Conclusion: EDI and Rigour

It’s a good thing to want to share a rigorous and stimulating curriculum with students, but we have to think really carefully about who students are. They aren’t junior versions of current staff, and a curriculum which doesn’t face this fact unflinchingly will always favour those (few) students who do resemble curriculum designers.

These conversations place us in uncomfortable spaces where we are forced to confront the questions survivorship let us ignore. Which pieces of our training were necessarily hard, and which were arbitrarily hard? Which pieces of our workload were needed, and which were just nice to see? What styles of assessment were a fair test of our abilities, and what styles were actually a test of something else?

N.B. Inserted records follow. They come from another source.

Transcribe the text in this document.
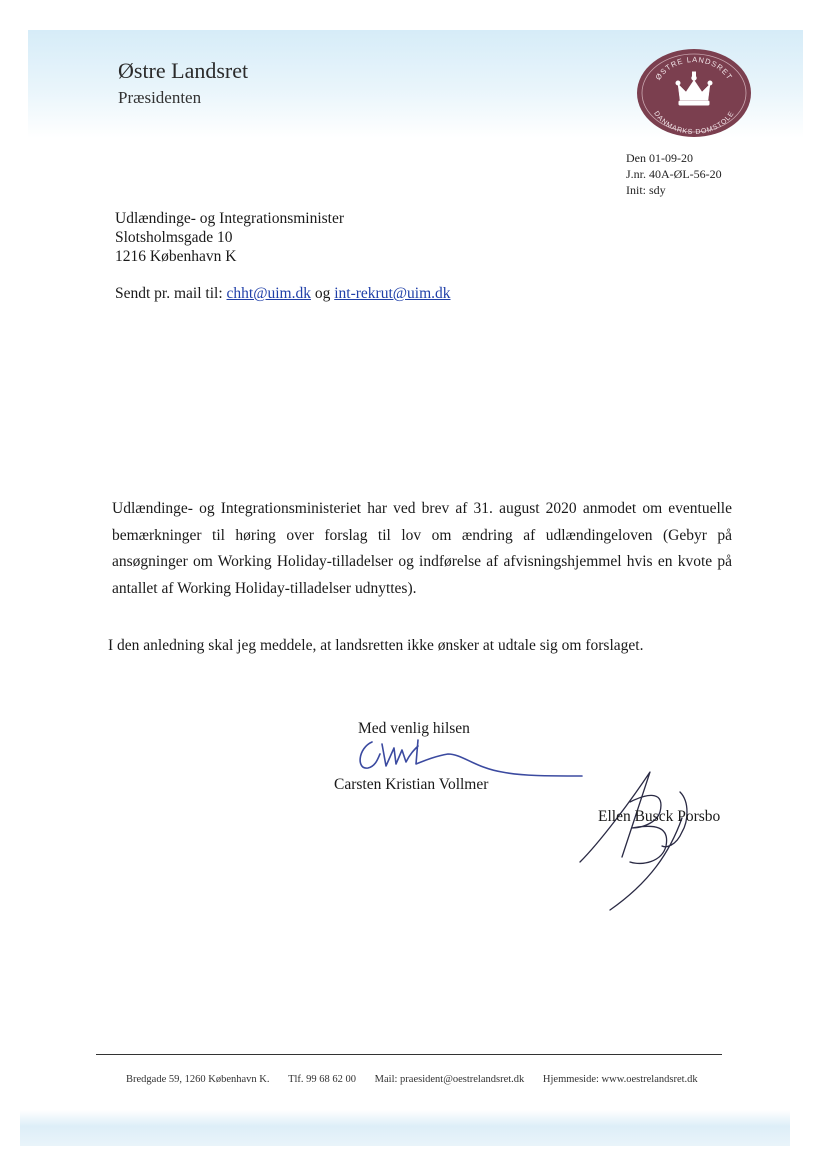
Østre Landsret
Præsidenten
ØSTRE LANDSRET
DANMARKS DOMSTOLE
Den 01-09-20
J.nr. 40A-ØL-56-20
Init: sdy
Udlændinge- og Integrationsminister
Slotsholmsgade 10
1216 København K
Sendt pr. mail til: chht@uim.dk og int-rekrut@uim.dk
Udlændinge- og Integrationsministeriet har ved brev af 31. august 2020 anmodet om eventuelle bemærkninger til høring over forslag til lov om ændring af udlændingeloven (Gebyr på ansøgninger om Working Holiday-tilladelser og indførelse af afvisningshjemmel hvis en kvote på antallet af Working Holiday-tilladelser udnyttes).
I den anledning skal jeg meddele, at landsretten ikke ønsker at udtale sig om forslaget.
Med venlig hilsen
Carsten Kristian Vollmer
Ellen Busck Porsbo
Bredgade 59, 1260 København K. Tlf. 99 68 62 00 Mail: praesident@oestrelandsret.dk Hjemmeside: www.oestrelandsret.dk
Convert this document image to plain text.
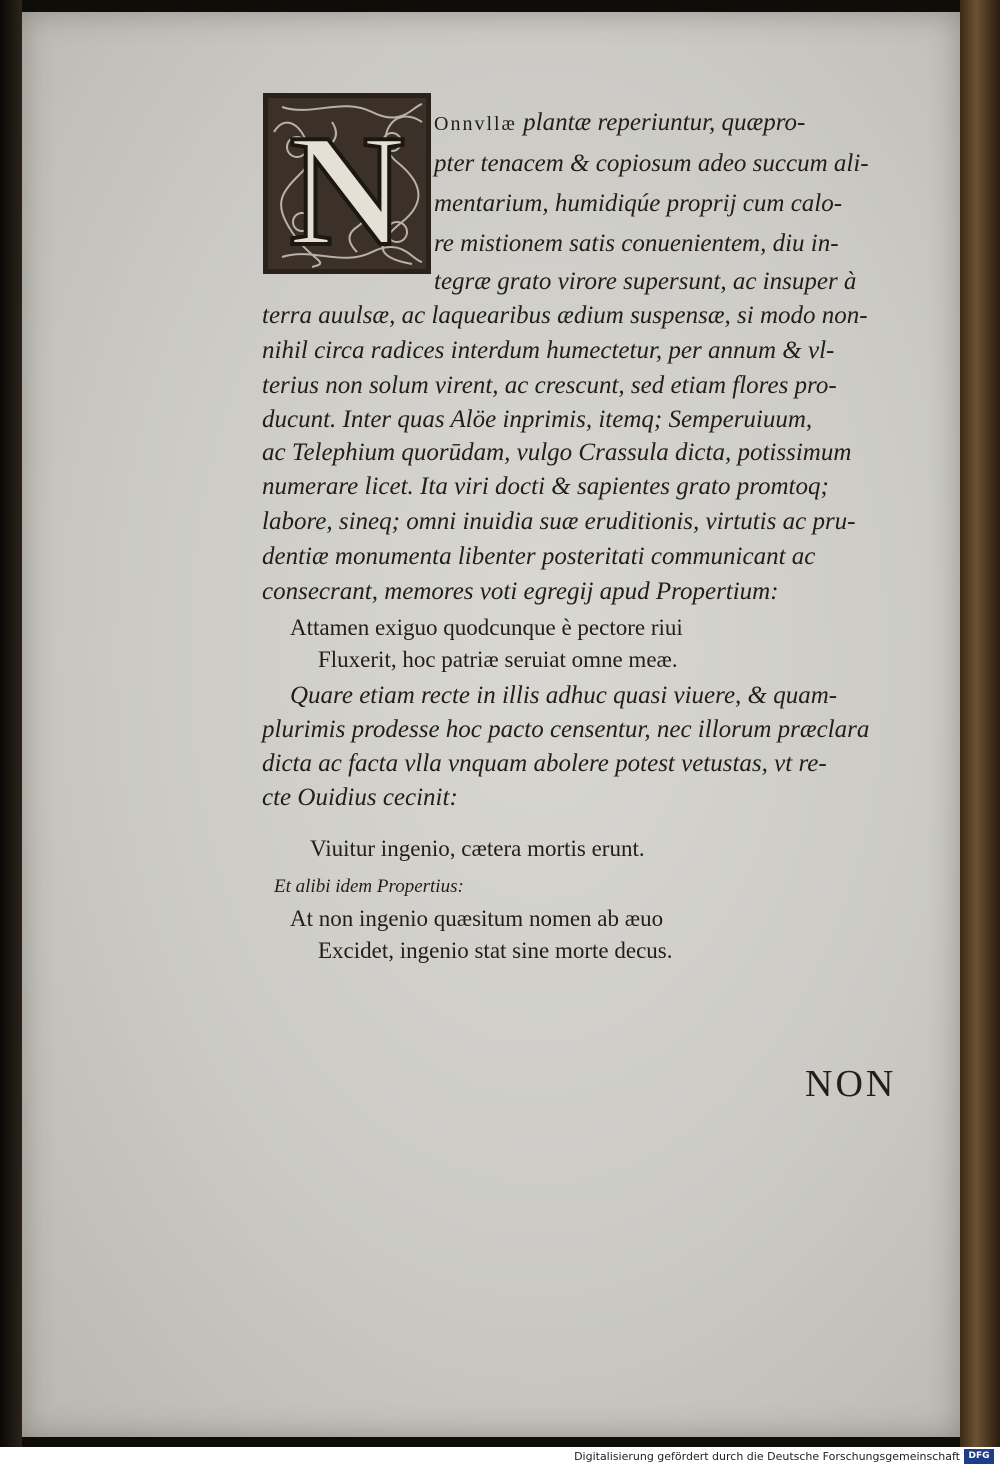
N Onnvllæ plantæ reperiuntur, quæpro-
pter tenacem & copiosum adeo succum ali-
mentarium, humidiqúe proprij cum calo-
re mistionem satis conuenientem, diu in-
tegræ grato virore supersunt, ac insuper à
terra auulsæ, ac laquearibus ædium suspensæ, si modo non-
nihil circa radices interdum humectetur, per annum & vl-
terius non solum virent, ac crescunt, sed etiam flores pro-
ducunt. Inter quas Alöe inprimis, itemq; Semperuiuum,
ac Telephium quorūdam, vulgo Crassula dicta, potissimum
numerare licet. Ita viri docti & sapientes grato promtoq;
labore, sineq; omni inuidia suæ eruditionis, virtutis ac pru-
dentiæ monumenta libenter posteritati communicant ac
consecrant, memores voti egregij apud Propertium:
Attamen exiguo quodcunque è pectore riui
Fluxerit, hoc patriæ seruiat omne meæ.
Quare etiam recte in illis adhuc quasi viuere, & quam-
plurimis prodesse hoc pacto censentur, nec illorum præclara
dicta ac facta vlla vnquam abolere potest vetustas, vt re-
cte Ouidius cecinit:
Viuitur ingenio, cætera mortis erunt.
Et alibi idem Propertius:
At non ingenio quæsitum nomen ab æuo
Excidet, ingenio stat sine morte decus.
NON
Digitalisierung gefördert durch die Deutsche Forschungsgemeinschaft DFG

The heart of the question is this: what are the necessary (‘no frills’) features of a superb chemist? (Perhaps the question the US military were really asking was: what are the necessary features of a superb plane?) I worry that unless we focus on the bare minimum requirements for excellence, the pressure will always be to design courses which are exclusionary by adding unnecessary requirements, just like adding armour to the parts of a plane which don’t need it. There is a useful opportunity here to use the problem of survivorship bias to explore the essence of excellent graduates (perhaps even exploring with students what this means in 2021).

This will certainly require a thorough grounding in facts and principles, but perhaps not every student needs to know the Thorpe-Ziegler reaction. It will certainly demand many hours doing academic work, but perhaps not sixty hours per week. It will certainly require expert problem solving, but perhaps on material students have been given clear direction to master.

A clearer vision for excellence will help us understand how to support all our students to reach it. This will have particularly powerful effects on the inclusivity of our chemistry degrees, with knock-on effects for the accessibility of our profession. In my view, this is worth the discomfort we must endure by confronting the ways that we survived an unfair system: how bullets passed through our wings rather than our engines.